The lawsuit also criticized the NCAA for disbanding the Commission to Combat Campus Sexual Violence in August 2018. The commission, which had been created two years earlier by the NCAA board of governors, had adopted a policy on campus sexual violence and in June 2018 recommended that student-athletes' participation on the field be directly linked to their behavior off the field, according to the complaint.

In 2010, Kathy Redmond, founder of WeLEAD (formerly the National Coalition Against Violent Athletes), corresponded with NCAA president Mark Emmert about why the NCAA didn't do more to address sexual violence, which is referenced in the lawsuit. She said this type of lawsuit against the NCAA has never been filed.

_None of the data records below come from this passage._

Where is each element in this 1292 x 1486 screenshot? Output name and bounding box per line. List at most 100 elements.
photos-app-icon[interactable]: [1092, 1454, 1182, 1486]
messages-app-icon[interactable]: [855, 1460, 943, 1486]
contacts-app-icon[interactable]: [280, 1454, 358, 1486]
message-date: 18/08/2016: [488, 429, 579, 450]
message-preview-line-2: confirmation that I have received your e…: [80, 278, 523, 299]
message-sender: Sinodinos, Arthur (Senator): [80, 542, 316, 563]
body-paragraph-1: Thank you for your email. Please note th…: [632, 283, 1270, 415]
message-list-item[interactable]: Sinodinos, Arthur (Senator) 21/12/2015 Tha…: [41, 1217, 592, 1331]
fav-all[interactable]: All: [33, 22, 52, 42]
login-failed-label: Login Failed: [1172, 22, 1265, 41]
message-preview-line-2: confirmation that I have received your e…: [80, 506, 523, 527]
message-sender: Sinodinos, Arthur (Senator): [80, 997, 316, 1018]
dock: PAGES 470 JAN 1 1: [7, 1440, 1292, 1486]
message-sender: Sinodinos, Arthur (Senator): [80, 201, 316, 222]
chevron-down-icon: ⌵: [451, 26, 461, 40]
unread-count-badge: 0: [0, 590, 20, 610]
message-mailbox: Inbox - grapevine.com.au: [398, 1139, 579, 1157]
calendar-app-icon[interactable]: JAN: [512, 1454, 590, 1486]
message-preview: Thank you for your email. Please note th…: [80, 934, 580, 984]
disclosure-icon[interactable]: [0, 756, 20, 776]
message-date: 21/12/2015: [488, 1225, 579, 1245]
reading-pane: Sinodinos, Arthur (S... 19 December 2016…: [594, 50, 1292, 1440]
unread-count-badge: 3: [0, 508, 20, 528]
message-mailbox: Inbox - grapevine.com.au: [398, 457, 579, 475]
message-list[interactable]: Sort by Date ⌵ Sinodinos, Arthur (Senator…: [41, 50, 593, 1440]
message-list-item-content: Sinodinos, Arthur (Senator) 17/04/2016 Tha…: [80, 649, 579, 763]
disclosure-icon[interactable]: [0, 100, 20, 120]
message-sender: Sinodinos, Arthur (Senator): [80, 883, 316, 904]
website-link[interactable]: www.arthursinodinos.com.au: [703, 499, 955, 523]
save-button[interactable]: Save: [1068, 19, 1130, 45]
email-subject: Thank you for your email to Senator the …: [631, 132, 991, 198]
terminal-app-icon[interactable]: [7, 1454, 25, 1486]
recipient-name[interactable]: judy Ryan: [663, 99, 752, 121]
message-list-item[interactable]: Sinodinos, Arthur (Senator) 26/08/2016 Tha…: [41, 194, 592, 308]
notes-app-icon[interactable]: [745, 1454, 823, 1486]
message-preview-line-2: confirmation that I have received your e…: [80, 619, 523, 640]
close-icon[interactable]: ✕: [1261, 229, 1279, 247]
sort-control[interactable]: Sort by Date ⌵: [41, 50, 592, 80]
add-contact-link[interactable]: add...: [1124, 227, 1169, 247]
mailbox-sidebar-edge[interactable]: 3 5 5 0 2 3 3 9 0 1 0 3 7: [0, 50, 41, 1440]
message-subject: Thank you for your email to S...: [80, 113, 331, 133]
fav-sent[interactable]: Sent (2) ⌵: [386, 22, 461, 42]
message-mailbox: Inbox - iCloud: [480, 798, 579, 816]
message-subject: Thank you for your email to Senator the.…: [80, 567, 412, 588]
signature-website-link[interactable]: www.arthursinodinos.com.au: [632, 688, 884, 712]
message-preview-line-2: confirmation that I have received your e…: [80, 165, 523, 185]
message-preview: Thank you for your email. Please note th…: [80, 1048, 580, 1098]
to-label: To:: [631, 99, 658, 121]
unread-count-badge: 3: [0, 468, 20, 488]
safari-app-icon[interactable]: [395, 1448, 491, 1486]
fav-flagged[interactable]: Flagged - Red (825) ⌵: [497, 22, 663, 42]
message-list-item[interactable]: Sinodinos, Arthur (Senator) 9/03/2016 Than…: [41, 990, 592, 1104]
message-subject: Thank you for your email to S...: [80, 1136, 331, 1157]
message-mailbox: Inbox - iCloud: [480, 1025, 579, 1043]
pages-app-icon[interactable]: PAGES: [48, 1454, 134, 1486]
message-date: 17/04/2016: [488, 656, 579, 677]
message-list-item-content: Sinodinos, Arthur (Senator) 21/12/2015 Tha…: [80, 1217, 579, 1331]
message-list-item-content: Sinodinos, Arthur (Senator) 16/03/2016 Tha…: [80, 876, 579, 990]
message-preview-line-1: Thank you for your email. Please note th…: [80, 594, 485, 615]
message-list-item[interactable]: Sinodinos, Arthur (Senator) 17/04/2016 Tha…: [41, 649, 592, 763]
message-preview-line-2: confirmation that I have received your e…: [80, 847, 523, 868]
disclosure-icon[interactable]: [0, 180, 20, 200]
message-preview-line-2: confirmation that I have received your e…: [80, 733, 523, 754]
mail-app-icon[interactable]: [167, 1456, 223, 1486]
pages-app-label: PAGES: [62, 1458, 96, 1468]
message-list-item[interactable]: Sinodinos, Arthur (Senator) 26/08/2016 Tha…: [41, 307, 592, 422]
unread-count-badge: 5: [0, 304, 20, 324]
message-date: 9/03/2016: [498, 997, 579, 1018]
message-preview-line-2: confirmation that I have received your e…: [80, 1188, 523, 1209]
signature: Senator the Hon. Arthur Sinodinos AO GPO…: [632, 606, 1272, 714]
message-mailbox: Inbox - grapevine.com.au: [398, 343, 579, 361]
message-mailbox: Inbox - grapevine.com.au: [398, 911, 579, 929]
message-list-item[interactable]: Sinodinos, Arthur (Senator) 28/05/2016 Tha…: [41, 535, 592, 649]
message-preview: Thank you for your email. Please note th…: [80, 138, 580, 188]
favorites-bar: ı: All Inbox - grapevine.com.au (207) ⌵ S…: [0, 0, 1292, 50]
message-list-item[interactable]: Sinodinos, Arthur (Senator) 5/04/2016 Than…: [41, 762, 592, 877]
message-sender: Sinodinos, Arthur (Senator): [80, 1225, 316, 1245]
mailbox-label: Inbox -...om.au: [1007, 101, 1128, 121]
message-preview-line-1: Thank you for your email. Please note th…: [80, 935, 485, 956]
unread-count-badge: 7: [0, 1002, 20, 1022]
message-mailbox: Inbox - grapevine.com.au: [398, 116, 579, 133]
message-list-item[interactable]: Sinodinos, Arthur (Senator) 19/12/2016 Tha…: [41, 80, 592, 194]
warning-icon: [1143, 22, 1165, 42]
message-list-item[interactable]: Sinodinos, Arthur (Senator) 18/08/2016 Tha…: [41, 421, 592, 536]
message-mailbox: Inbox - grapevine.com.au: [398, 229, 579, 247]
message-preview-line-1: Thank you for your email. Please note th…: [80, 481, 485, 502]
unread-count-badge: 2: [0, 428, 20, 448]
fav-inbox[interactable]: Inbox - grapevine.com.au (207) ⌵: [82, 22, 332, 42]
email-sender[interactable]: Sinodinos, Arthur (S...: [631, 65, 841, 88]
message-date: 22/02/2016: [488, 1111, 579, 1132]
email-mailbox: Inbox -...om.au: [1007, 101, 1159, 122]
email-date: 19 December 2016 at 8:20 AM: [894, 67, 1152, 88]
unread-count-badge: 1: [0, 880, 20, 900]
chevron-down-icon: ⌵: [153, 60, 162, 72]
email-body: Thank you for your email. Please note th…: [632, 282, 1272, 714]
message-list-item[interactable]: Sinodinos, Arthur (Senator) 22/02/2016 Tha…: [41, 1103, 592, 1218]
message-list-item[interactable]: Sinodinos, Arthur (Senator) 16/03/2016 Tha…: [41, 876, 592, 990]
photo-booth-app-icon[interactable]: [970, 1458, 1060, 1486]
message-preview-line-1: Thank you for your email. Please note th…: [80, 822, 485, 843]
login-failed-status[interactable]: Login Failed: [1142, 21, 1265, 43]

"This lawsuit comes at a time when the NCAA is being pushed regarding its policies toward student-athletes, where their concern for student-athlete wellness and safety is being challenged," she wrote in a text message Wednesday.

David Ridpath, president of the Drake Group, a think tank dedicated to protecting academic integrity in college sports, said the NCAA is likely to respond to this lawsuit the way he said it often does, which is to deflect the responsibility back to the member institutions.

"I think they're making a great argument, but I think from a legal perspective, there are lawyers who will question, 'Is there a contractual obligation between the NCAA and the athlete?' and in many cases they've been able to get out of that," he said. "They're not a state actor. They're a voluntary association."

He said the lawsuit will send a message regardless of how it proceeds in the courts.

"It doesn't have to go to a jury for it to be effective," Ridpath said. "It can shame the NCAA into doing something better to protect the athletes, specifically female athletes."